Football fans got some tragic news over the weekend. The Associated Press reports that Hall of Fame defensive lineman Curley Culp has died at age 75.
According to the AP, Culp died Saturday due to complications from pancreatic cancer. He is survived by his wife, Collette Bloom Culp, who first announced his death.
Hall of Famer
Highlights of Culp’s 14-year career in professional football, according to the AP, included helping the Kansas City Chiefs win their first-ever Super Bowl.
Culp was finally inducted into the Pro Football Hall of Fame in 2013, over three decades after his 1981 retirement. His Hall of Fame biography states that he played in six Super Bowl games throughout his time on the field.
Hall of Fame president Jim Porter has spoken fondly of Culp following his death. According to the AP, he said “Curley’s humility and grace were always apparent.”
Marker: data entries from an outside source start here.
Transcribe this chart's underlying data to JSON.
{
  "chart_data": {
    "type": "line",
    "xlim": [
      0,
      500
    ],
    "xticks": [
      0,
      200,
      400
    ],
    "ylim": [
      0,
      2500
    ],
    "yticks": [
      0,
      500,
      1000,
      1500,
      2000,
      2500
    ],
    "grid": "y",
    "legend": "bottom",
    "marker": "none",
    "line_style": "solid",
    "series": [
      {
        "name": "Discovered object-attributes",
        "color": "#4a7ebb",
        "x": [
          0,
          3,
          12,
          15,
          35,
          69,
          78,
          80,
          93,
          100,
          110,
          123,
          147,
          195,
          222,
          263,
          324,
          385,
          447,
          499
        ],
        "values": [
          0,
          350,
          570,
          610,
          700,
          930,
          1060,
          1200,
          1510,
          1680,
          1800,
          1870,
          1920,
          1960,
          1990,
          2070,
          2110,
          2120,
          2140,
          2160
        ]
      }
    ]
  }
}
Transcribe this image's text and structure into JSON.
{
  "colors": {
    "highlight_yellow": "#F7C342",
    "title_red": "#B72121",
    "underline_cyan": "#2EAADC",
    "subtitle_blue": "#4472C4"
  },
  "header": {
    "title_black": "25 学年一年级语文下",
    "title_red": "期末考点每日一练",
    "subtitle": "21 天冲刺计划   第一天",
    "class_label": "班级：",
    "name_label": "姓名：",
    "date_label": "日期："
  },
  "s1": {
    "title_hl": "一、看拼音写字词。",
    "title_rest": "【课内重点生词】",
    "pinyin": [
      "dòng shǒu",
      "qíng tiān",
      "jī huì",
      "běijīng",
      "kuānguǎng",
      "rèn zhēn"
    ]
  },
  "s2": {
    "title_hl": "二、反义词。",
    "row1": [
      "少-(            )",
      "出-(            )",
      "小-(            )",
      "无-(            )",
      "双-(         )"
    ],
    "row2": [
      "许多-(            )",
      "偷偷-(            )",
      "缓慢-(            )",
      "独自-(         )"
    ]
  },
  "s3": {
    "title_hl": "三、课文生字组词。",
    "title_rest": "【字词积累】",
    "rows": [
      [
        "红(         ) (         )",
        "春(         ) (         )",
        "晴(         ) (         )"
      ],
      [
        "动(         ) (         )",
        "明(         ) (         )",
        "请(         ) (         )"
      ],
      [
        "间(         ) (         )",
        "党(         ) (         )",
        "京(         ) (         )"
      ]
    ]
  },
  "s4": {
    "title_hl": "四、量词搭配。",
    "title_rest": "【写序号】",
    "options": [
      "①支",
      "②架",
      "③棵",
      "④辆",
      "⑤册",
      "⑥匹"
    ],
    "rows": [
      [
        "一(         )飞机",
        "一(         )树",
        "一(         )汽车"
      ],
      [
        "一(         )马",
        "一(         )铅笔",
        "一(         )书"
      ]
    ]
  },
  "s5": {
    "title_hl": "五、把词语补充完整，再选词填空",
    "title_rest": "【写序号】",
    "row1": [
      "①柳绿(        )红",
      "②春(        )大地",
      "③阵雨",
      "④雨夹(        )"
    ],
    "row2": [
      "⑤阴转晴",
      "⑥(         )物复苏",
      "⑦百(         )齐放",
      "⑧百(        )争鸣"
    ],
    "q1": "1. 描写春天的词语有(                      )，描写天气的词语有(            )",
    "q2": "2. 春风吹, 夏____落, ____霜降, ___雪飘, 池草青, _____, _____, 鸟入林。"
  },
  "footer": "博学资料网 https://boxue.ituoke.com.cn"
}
“The entire Pro Football Hall of Fame family mourns the passing of Curley Culp,” Porter added. “He was a wonderful man of great integrity who respected the game of football and how it applied to everyday life.”
“Earned a place”
Culp also played for the Houston Oilers, which has since become the Tennessee Titans. Titans controlling owner Amy Adams Strunk issued a statement in which she lamented Culp’s passing.
“Our team certainly lost a great one today,” Strunk declared. “Curley was a game changer for our defense when he came to us in the trade with the Chiefs and was pivotal to our success during the Luv Ya Blue days.”
She added: “He rightfully earned a place in the Pro Football Hall of Fame and I was fortunate to spend some quality time with Curley and his wife Collette when we hosted the Oilers reunion this past September.”
“Gentleman off the field”
Strunk also said the couple “brought two of their young grandchildren for that weekend and Curley’s love for those two was very obvious. He will forever be remembered as a ferocious nose tackle as a player and a Hall of Fame gentleman off the field,” she remarked.
According to the AP, Culp got his start playing at Arizona State for the Sun Devils, where he also found success as a collegiate wrestler.
Culp was first drafted by the Denver Broncos in 1965, but quickly found himself traded to the Chiefs, where he went on to help make Super Bowl history.